The U.S. State Department has failed in its ability to handle Freedom of Information Act requests, a report released by the Office of Inspector General (OIG) on Thursday has claimed.
The report said the State Department gave an "inaccurate and incomplete" reply when asked two years ago about Hillary Clinton's email accounts, the Washington Post reports. At that time, officials told Citizens for Responsibility and Ethics they had no information or documentation of the former Secretary's email accounts aside from her official, government one.
Further, the report indicates that providing faulty responses to requests made while Clinton was in office was in fact a long-standing problem.
"The searches performed by S/ES do not consistently meet statutory and regulatory requirements for completeness and rarely meet requirements for timeliness," the Evaluation of the Department of State's FOIA Processes for Requests Involving the Office of the Secretary report said.
The report claims that people have waited more than 500 days for a reply from the secretary's office when they were seeking records, the Washington Post reports. The office has also been accused of having no written procedure for handling such requests and there has been no senior official in charge of dealing with the requests.
The report also indicates that dozens of senior government officials would send Clinton business emails to her private account, Newsweek reports.
In fact, Clinton and her staff would send classified information over the server, according to The Federalist. They also claim that nearly 1,300 emails contained this classified information.
Even more concerning to some has been the report's claim that "officials in IPS and attorneys for the Department identified instances in which S/ES reported that records did not exist, even though it was later revealed that such records did exist." The report also said that Staff in the Office of the Secretary had not accessed proper training to understand their FOIA duties.

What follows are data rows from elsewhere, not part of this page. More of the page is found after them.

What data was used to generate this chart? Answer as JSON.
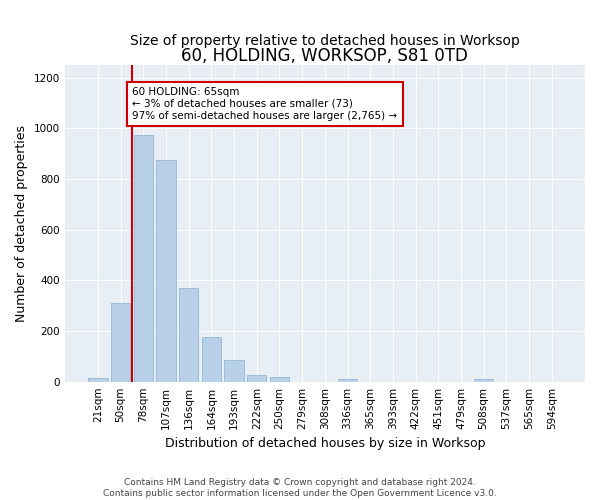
{
  "title": "60, HOLDING, WORKSOP, S81 0TD",
  "subtitle": "Size of property relative to detached houses in Worksop",
  "xlabel": "Distribution of detached houses by size in Worksop",
  "ylabel": "Number of detached properties",
  "categories": [
    "21sqm",
    "50sqm",
    "78sqm",
    "107sqm",
    "136sqm",
    "164sqm",
    "193sqm",
    "222sqm",
    "250sqm",
    "279sqm",
    "308sqm",
    "336sqm",
    "365sqm",
    "393sqm",
    "422sqm",
    "451sqm",
    "479sqm",
    "508sqm",
    "537sqm",
    "565sqm",
    "594sqm"
  ],
  "values": [
    13,
    310,
    975,
    875,
    370,
    175,
    85,
    25,
    20,
    0,
    0,
    10,
    0,
    0,
    0,
    0,
    0,
    12,
    0,
    0,
    0
  ],
  "bar_color": "#b8d0e8",
  "bar_edge_color": "#8ab0cc",
  "vline_color": "#cc0000",
  "vline_x": 1.5,
  "annotation_text": "60 HOLDING: 65sqm\n← 3% of detached houses are smaller (73)\n97% of semi-detached houses are larger (2,765) →",
  "annotation_box_color": "#ffffff",
  "annotation_box_edge_color": "#cc0000",
  "ylim": [
    0,
    1250
  ],
  "yticks": [
    0,
    200,
    400,
    600,
    800,
    1000,
    1200
  ],
  "background_color": "#e8eef5",
  "footer_text": "Contains HM Land Registry data © Crown copyright and database right 2024.\nContains public sector information licensed under the Open Government Licence v3.0.",
  "title_fontsize": 12,
  "subtitle_fontsize": 10,
  "xlabel_fontsize": 9,
  "ylabel_fontsize": 9,
  "tick_fontsize": 7.5,
  "footer_fontsize": 6.5
}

State Department Inspector General Steve Linick has indicated an additional report he has been planning could look at Clinton's use of personal email and how that affected the Department's ability to conserve records, according to the Washington Post.

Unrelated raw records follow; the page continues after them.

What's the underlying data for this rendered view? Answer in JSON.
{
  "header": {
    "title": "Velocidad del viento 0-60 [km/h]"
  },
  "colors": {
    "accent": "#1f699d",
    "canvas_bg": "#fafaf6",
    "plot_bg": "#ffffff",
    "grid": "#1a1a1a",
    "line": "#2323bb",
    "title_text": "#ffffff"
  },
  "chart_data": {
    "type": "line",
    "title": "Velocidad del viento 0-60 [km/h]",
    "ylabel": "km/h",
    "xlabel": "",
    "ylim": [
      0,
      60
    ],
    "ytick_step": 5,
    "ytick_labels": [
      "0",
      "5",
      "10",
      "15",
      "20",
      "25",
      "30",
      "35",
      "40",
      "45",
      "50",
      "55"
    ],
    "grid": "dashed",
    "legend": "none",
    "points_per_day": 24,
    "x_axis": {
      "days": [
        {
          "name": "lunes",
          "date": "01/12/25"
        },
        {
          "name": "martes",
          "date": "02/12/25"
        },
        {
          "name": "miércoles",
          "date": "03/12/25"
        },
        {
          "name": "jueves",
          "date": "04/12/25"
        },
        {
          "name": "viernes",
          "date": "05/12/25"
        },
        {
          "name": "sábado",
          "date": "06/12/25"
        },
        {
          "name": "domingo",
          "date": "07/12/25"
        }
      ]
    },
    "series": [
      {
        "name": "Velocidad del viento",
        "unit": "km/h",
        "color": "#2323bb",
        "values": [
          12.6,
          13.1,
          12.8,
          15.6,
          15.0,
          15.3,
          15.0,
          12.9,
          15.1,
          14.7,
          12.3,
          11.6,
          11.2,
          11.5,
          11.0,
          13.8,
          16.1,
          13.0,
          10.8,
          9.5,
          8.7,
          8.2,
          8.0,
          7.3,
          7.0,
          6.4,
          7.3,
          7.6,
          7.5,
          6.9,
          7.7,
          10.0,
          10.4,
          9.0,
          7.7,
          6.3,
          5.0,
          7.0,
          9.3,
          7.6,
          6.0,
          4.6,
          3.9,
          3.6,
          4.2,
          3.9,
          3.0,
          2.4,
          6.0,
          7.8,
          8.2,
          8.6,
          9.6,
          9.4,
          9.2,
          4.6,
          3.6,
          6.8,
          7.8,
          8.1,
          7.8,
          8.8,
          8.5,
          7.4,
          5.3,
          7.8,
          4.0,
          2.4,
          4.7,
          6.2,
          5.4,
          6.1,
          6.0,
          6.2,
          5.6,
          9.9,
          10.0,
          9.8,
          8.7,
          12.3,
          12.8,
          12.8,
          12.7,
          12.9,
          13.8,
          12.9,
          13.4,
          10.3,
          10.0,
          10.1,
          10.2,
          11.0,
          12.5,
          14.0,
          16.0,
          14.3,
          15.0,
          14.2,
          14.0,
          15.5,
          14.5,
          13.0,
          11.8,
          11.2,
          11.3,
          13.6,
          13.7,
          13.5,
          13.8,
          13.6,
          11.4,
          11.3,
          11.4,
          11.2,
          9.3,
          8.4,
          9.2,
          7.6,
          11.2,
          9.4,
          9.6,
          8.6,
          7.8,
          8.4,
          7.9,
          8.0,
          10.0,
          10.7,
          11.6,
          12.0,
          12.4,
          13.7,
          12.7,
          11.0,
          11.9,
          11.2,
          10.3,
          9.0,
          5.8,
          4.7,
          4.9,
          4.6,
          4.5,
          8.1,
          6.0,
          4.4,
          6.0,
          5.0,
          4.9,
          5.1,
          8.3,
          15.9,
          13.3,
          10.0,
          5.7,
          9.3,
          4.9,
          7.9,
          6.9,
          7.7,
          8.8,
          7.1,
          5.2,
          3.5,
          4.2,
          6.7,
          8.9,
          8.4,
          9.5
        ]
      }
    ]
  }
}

Brian Fallon, a spokesman for the Clinton campaign, said, "The Department had a preexisting process in place to handle the tens of thousands of requests it received annually, and that established process was followed by the Secretary and her staff throughout her tenure."
The State Department choose to release 2,900 pages of Clinton's emails on the same day the report was released, The Hill reports. The Department has been ordered to release 55,000 pages by the end of January.